Estamos de nuevo en la Calle Real y es
entonces cuando observo que apenas media docena de penitentes acompañan
vestidos con sus túnicas al nazareno en su pasar. Organizando el cotarro y con
el báculo de mando intuyo, aún con la cara tapada, a Pedro Dotor, presidente de
la cofradía, mientras que la carroza la empujan, por la parte de detrás, el
Resti, junto al Trompeta y el bueno de Apolinar. Sigue discurriendo este pasar
de silencio y poco ruido hasta que llegados al Bar de La Campana, que ya está abierto
a estas horas, veo como se apagan las luces del mismo en lo que llaman “señal
de respeto”. Y así llegamos de nuevo a la Iglesia y damos por despedida la
procesión.
Enfilamos el camino de regreso y le suplico a
mi madre, aunque tengo que hacer poca fuerza, que hagamos una parada en la
Churrería del Canario para darnos el gusto de llevarnos unas roscas de churros
muy aparentes para el asunto del desayuno. Lo hacemos y ahí vamos, los dos, tan
lozanos y contentos con las roscas en sus juncos rumbo a la lóbrega mansión de
mi infancia donde habremos de degustarlos junto a mi buen padre y mi hermana
que con el pasar de los años, y según recuerdo haber soñado por la noche, habrá
de sustituir a Sandalio en la Iglesia como sacristana. No le cuento nada a mi
madre sobre ese sueño porque, de hacerlo, tengo la convicción de que habrá de pensar que me estoy volviendo loco.
Hemos llegado y preparado el café con su
leche, que compre ayer en el puesto de la Chavea, empezamos a zamparnos los
churros mientras anuncia mi madre que terminado este ágape fraterno le habré de
ayudar en la preparación del brazo de gitano, los borrachillos, las
empanadillas, torrijas y demás compuestos que siempre suele preparar en estos
días dados a la penitencia. Terminamos. Y, mientras limpia la mesa, la observo
en su cotidiano batallar. La peluquería, la casa, esto, lo otro. Siempre
pendiente de los demás. Y se me inunda de gratitud el corazón. Porque la
quiero. Sin más.
Sabes que tus escritos todos me gustan. Éste especialmente, porque revivido todo el recorrido con vosotros. Me ha hecho recordar cuando yo iba a los Oficios, que si son normalmente largos a mí de niña se me hacían interminables.
ResponderEliminarPero qué bien descrito todo! Un traslado en el tiempo, que en días de encierro y además grises como hoy,evocan buenos recuerdos. Un placer!

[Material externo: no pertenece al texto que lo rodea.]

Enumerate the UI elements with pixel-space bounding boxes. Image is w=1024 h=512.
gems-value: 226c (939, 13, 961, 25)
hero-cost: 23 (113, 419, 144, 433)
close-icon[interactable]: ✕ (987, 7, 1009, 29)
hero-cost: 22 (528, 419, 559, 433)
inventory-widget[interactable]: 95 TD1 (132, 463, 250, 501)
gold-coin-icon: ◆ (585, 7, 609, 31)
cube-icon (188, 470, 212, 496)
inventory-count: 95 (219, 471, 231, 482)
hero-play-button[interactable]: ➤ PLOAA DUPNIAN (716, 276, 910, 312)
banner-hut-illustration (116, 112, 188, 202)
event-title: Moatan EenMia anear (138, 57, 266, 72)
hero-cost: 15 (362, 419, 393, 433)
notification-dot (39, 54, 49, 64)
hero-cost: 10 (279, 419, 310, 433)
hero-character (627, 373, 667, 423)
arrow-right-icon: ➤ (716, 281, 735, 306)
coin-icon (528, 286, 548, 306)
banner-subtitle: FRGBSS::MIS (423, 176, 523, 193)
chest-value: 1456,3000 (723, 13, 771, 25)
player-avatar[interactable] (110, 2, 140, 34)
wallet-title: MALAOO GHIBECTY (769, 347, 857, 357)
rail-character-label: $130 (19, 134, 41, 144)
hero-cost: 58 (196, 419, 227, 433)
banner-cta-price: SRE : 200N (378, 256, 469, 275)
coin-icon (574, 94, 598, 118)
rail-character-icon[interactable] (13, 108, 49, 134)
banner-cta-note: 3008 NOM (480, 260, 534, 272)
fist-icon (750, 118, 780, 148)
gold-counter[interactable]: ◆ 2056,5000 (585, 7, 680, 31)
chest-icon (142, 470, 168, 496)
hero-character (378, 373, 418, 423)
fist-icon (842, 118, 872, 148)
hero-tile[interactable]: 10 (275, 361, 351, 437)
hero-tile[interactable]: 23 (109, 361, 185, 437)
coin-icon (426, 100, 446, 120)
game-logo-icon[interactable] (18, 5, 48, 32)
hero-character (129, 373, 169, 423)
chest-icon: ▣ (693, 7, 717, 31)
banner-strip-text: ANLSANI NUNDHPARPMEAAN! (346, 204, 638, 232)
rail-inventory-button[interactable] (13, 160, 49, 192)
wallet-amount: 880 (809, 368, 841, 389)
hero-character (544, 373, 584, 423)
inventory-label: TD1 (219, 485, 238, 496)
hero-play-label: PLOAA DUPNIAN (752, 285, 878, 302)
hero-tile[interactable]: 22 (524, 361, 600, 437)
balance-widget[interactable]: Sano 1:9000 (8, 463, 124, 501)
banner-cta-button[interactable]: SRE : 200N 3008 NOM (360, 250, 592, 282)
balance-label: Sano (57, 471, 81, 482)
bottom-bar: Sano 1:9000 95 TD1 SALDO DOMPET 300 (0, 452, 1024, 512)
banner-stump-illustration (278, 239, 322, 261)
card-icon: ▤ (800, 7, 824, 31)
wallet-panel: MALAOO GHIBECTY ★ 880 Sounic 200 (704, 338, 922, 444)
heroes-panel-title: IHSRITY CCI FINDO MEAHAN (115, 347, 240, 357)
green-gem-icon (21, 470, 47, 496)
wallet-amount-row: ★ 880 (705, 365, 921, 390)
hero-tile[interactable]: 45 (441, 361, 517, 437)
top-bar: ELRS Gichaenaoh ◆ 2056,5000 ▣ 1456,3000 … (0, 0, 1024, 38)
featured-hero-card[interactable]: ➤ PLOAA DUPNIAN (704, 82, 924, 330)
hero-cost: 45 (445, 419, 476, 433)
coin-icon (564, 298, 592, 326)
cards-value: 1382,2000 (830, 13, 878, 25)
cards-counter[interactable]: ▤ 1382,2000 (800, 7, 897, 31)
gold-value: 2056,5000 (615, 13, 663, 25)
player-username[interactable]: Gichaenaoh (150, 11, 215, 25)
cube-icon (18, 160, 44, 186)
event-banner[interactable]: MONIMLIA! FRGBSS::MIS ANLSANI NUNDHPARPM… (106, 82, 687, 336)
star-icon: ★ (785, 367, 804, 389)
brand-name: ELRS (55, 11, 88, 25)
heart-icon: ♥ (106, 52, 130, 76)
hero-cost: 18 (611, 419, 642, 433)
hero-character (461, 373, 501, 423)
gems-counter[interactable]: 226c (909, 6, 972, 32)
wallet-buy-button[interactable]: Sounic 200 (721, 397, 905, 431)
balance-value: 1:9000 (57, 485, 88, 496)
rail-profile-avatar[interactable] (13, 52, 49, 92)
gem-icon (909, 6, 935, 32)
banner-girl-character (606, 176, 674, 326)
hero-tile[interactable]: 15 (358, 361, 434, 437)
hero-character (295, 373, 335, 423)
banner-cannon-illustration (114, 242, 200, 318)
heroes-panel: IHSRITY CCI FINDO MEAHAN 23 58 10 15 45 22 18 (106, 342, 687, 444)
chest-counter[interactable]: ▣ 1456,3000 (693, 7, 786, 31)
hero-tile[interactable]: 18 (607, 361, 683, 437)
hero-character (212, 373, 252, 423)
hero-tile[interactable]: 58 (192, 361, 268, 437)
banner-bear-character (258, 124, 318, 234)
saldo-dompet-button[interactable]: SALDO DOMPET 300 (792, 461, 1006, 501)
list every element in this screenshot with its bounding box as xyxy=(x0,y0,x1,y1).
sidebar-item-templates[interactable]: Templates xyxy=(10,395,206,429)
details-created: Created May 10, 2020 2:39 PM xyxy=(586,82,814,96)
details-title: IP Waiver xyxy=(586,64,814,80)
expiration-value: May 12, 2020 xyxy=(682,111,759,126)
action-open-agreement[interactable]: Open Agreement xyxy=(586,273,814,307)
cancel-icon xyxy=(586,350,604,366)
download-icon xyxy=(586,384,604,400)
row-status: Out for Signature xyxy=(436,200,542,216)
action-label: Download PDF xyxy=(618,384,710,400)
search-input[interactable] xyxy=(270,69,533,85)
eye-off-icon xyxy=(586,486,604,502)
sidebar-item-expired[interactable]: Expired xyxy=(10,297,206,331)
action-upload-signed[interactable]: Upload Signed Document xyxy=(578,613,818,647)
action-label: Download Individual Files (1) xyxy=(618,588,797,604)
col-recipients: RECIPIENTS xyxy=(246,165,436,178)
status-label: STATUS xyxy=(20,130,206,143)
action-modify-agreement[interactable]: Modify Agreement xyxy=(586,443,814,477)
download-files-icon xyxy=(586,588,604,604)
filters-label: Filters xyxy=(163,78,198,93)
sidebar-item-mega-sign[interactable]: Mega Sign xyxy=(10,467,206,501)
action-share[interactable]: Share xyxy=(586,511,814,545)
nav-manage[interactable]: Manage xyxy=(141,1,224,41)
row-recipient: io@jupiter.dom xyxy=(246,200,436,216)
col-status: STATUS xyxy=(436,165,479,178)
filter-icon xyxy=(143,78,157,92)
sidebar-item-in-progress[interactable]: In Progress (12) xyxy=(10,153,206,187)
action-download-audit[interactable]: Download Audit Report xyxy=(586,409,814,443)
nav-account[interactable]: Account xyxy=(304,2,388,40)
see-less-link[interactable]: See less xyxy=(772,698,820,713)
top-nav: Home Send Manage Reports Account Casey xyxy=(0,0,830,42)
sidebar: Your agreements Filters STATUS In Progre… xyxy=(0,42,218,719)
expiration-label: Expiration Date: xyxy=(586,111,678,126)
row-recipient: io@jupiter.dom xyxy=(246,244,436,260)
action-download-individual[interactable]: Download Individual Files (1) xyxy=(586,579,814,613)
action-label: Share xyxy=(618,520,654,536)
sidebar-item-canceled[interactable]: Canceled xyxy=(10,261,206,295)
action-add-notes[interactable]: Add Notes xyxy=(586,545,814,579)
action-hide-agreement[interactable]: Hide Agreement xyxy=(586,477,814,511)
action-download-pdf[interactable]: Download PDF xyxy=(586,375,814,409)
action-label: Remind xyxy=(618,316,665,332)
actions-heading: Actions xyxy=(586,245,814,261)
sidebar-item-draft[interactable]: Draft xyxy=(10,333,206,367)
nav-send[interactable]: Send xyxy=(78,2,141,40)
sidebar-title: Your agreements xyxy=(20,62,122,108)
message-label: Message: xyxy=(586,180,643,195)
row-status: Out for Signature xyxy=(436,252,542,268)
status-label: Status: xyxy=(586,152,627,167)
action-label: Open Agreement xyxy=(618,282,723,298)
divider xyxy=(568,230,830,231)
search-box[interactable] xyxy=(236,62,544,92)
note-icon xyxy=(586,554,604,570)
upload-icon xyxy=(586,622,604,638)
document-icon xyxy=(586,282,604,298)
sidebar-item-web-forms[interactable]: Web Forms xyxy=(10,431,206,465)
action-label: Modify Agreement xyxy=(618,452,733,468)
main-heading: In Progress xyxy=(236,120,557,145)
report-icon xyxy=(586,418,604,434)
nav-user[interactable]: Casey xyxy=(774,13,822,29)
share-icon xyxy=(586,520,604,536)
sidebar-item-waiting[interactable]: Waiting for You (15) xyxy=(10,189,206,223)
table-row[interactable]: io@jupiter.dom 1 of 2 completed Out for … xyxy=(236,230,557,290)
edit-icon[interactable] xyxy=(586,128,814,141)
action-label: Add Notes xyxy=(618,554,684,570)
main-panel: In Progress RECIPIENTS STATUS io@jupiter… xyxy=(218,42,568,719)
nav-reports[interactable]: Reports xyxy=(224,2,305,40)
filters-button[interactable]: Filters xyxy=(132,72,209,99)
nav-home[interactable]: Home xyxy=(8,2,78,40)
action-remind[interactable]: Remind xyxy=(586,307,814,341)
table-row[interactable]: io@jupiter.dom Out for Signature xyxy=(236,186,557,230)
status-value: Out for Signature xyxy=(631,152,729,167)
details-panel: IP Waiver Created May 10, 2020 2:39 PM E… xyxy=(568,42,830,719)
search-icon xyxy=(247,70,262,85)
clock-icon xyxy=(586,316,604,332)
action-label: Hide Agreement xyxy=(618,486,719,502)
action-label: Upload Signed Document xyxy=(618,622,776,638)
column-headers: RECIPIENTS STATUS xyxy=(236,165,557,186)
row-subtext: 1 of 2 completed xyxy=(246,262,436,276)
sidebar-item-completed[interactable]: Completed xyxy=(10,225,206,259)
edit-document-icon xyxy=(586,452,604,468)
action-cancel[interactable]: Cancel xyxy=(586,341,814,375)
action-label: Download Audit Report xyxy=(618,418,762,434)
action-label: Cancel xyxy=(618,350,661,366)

Interminables e insufribles, diría yo. Y te hago una confidencia. Cuando mi amigo Bajillo me convenció para que le acompañase de segundo en las tareas del Ayuntamiento acepte y le puse como condición que nunca jamás iría detrás de una procesión. No por ir, que me daba lo mismo, sino porque consideraba, y considero que los asuntos de Dios deben de discurrir lejos de los poderes y la política. Y aceptó. Pero no lo cumplió. Y llegada la Semana Santa, con sus cirios y lamentos,siempre me daban de descanso el Viernes Santo. Circunstancia que aprovechaba mi querido buen pájaro cerero para tomarse el día de asueto sin visionar a tanto nazareno. Y ahí, me tenias a mi presidiendo bajo palio con el cura los oficios e igualmente, y sin casi descanso para refrescar, la procesión con bastón de mando incluido. O sea que, pa añorarlos. Un gusto como siempre el recibirla.